Tuesday, March 22, 2011
An Ode to Dad - Part 1
by Amy Lignor of The Write Companion
There was always one parent in my family who was the owner of “the look.” You know “the look?” The one that when it comes over their face even the cat jumps off the couch and runs from the room saying, “I’m outta’ here!” In our family, Mom was the bearer of that face. When she aimed that look at me, I literally felt like my mother had become Darth Vader and had headed to the “Dark Side of the Force.” The look came at odd times, like when she would go for a glass of milk, open the refrigerator, and see an empty bottle staring back at her. No one in the house had the common decency to throw the carton in the garbage…and that woman really wanted some milk The other parent was Dad. He was the calm, quiet, funny one who, nine times out of ten, was the one who left the milk carton in the fridge just to see Mom get that look.
My dad was a caretaker. My sister and I grew up in the caretaker’s cottage that was set on an estate that would remind some of Tara, that was owned by the wealthy New Yorkers who came to visit it every weekend when they had the time. My dad made their gardens grow, the grounds look perfect, planted and seeded every flower, vegetable, nook and cranny, so that when anyone drove down that long pathway they could see the beds of daffodils dancing in the breeze. The huge lawn was cut with absolute precision - one dark strip beside one lighter strip that made it appear as if it were a perfect football field - not one blade of grass out of place. Dad was an artist.
When my dad was very young he took a kick in the teeth, literally, from a cow who was just not happy about being milked one day, and lost his choppers for good. Growing up, every time he sneezed the dentures popped out a little bit, and when he sat behind me at his desk typing, I always imagined that they were flying across the room toward the back of my head. When he took them out at night he had that silly, punched grin on his face when he came to kiss me goodnight. He looked like a child at recess who was up to something, and always made me laugh. Dad was a comedian.

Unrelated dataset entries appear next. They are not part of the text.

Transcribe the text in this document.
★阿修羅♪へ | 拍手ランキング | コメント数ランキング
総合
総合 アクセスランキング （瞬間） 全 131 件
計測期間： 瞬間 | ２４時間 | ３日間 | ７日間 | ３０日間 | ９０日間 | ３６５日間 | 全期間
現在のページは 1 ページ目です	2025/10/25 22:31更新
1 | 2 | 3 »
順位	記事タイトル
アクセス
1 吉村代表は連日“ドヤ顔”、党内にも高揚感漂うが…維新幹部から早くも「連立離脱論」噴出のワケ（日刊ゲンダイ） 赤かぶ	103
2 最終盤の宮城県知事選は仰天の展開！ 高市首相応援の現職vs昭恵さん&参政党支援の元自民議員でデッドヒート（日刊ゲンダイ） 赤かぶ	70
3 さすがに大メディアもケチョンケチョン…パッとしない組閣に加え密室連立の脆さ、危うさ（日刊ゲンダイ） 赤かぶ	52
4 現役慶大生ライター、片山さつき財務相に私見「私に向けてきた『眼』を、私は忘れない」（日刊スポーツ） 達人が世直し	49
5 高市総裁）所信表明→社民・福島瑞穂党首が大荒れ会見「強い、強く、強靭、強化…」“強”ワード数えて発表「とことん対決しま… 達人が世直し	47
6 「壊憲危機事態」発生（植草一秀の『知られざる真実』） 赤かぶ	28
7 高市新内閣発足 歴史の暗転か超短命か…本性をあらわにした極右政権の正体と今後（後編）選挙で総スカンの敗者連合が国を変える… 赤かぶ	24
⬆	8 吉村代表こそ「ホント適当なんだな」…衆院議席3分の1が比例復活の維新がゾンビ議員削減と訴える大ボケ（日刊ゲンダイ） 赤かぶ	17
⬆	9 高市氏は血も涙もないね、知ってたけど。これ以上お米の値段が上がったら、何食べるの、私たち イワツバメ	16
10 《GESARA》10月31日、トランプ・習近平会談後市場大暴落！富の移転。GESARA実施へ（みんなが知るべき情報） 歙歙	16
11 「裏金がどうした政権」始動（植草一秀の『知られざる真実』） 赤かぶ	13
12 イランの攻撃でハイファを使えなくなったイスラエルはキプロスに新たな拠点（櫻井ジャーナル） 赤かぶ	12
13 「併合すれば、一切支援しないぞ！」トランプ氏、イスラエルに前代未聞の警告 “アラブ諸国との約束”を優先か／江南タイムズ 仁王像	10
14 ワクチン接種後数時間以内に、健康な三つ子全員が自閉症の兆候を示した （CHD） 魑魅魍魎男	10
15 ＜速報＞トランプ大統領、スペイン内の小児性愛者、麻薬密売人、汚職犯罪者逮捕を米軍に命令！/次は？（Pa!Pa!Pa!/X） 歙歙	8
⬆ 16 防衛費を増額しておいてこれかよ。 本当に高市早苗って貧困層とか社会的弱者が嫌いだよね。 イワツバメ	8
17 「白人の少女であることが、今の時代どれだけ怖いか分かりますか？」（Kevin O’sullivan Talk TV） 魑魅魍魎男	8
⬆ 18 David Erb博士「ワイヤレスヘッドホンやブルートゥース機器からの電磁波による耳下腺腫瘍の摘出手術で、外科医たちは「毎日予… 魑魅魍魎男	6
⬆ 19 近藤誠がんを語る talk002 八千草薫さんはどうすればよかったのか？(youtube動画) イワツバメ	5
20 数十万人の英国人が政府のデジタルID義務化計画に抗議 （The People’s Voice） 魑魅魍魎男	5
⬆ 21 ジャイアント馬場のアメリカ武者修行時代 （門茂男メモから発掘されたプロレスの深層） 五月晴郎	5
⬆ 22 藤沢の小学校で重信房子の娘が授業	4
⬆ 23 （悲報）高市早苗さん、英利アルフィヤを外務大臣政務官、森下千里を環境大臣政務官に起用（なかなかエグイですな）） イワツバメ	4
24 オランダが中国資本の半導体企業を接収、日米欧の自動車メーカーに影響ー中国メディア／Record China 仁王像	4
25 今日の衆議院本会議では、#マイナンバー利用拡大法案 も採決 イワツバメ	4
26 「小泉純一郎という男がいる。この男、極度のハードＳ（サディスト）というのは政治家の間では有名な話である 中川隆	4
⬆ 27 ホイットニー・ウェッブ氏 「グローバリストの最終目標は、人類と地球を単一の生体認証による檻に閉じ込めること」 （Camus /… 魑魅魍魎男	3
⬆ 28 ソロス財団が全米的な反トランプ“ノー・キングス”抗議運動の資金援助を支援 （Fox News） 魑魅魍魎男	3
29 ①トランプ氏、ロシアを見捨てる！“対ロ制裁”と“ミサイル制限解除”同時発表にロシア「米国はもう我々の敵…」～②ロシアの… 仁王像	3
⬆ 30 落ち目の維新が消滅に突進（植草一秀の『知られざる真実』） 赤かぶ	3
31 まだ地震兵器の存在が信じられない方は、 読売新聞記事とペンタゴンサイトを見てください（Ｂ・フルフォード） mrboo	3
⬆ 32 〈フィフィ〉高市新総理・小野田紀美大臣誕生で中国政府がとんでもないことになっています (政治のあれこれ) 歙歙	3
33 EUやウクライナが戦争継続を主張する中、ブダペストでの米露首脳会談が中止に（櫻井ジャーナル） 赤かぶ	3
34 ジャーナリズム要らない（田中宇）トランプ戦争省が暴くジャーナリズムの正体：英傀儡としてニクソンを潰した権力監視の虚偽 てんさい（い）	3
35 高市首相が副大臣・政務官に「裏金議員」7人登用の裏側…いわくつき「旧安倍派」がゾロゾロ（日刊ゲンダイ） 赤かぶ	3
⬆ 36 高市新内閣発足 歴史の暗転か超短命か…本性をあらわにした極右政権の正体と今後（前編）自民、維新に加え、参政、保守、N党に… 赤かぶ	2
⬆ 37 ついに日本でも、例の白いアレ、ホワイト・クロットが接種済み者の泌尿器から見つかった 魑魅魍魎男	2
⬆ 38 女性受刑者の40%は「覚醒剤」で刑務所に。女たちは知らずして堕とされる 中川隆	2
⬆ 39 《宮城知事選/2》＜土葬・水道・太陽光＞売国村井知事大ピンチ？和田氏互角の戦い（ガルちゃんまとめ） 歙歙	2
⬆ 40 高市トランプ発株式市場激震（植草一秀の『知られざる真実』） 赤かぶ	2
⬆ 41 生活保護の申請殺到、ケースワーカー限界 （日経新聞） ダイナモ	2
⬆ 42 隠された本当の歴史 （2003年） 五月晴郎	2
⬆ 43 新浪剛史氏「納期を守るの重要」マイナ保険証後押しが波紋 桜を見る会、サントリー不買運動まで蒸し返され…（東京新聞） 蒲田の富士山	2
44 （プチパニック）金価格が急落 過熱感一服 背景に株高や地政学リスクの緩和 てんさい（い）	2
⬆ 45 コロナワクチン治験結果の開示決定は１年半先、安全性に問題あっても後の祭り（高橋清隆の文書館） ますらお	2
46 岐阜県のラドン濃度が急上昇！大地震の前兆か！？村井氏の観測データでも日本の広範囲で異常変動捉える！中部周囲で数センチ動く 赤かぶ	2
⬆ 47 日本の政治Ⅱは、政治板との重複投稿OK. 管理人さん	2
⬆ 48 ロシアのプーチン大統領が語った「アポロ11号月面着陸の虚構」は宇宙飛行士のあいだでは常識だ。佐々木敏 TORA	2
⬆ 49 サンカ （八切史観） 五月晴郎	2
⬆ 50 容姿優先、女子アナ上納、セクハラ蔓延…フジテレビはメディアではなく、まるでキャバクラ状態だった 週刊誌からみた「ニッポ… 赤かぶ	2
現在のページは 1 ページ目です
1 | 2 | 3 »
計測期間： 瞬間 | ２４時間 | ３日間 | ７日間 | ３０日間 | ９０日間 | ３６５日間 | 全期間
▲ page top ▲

When the garbage can was full, my dad loved to take a little extra something and balance it precariously on the top of the heap, so that when Mom came in she would, most likely, bring down the pile. He’d wink at me while we sat in the living room listening to Mom’s diatribe about how no one cleaned up after themselves. He also loved popcorn. At night I would make a batch for him so he could enjoy it while watching the news, and when I told him once to get his own bowl, he came shuffling back in with a huge smile and the largest roasting pan I’ve ever seen. That was the last time I told him to get his own bowl. Dad was a trouble-maker.
Watching and talking sports and politics was a big thing for my dad. He would sit with his friends and go on and on about the newest schmuck running for office, or the greatest team headed for the Super Bowl that year. He knew football like some people know about art or poetry; he had all the statistics in the vault inside his brain and could pull them out at a moment’s notice. Same for baseball, bowling…you name it, he knew it. And…the weather. Forget the Farmer’s Almanac, he knew exactly when that snowstorm was coming and how many disgusting inches of that white stuff was going to fall and ruin our plans. Dad was an intellectual.
Animals flocked to my dad wherever he went. As if he were Dr. Doolittle, deer would come up to the house and peek in the window at him. Dogs would rub up against him and wag their tails with joy when the man walked up to their home to feed them and play. Even a surly horse that no one could get back to the barn - an equine with fire in his eyes - would allow my dad to walk towards him, put the rope around his neck, and lead him back to the safety of his home. When we went to Catskill Game Farm the goats, deer…everybody, raced over to my dad and fed from the bottle of milk he was carrying, or sat beside him and chomped on the food he always had in his pocket for them. I swear, even a lion would quiet his roar to sit beside him in the sun and listen to his stories. Dad was a friend.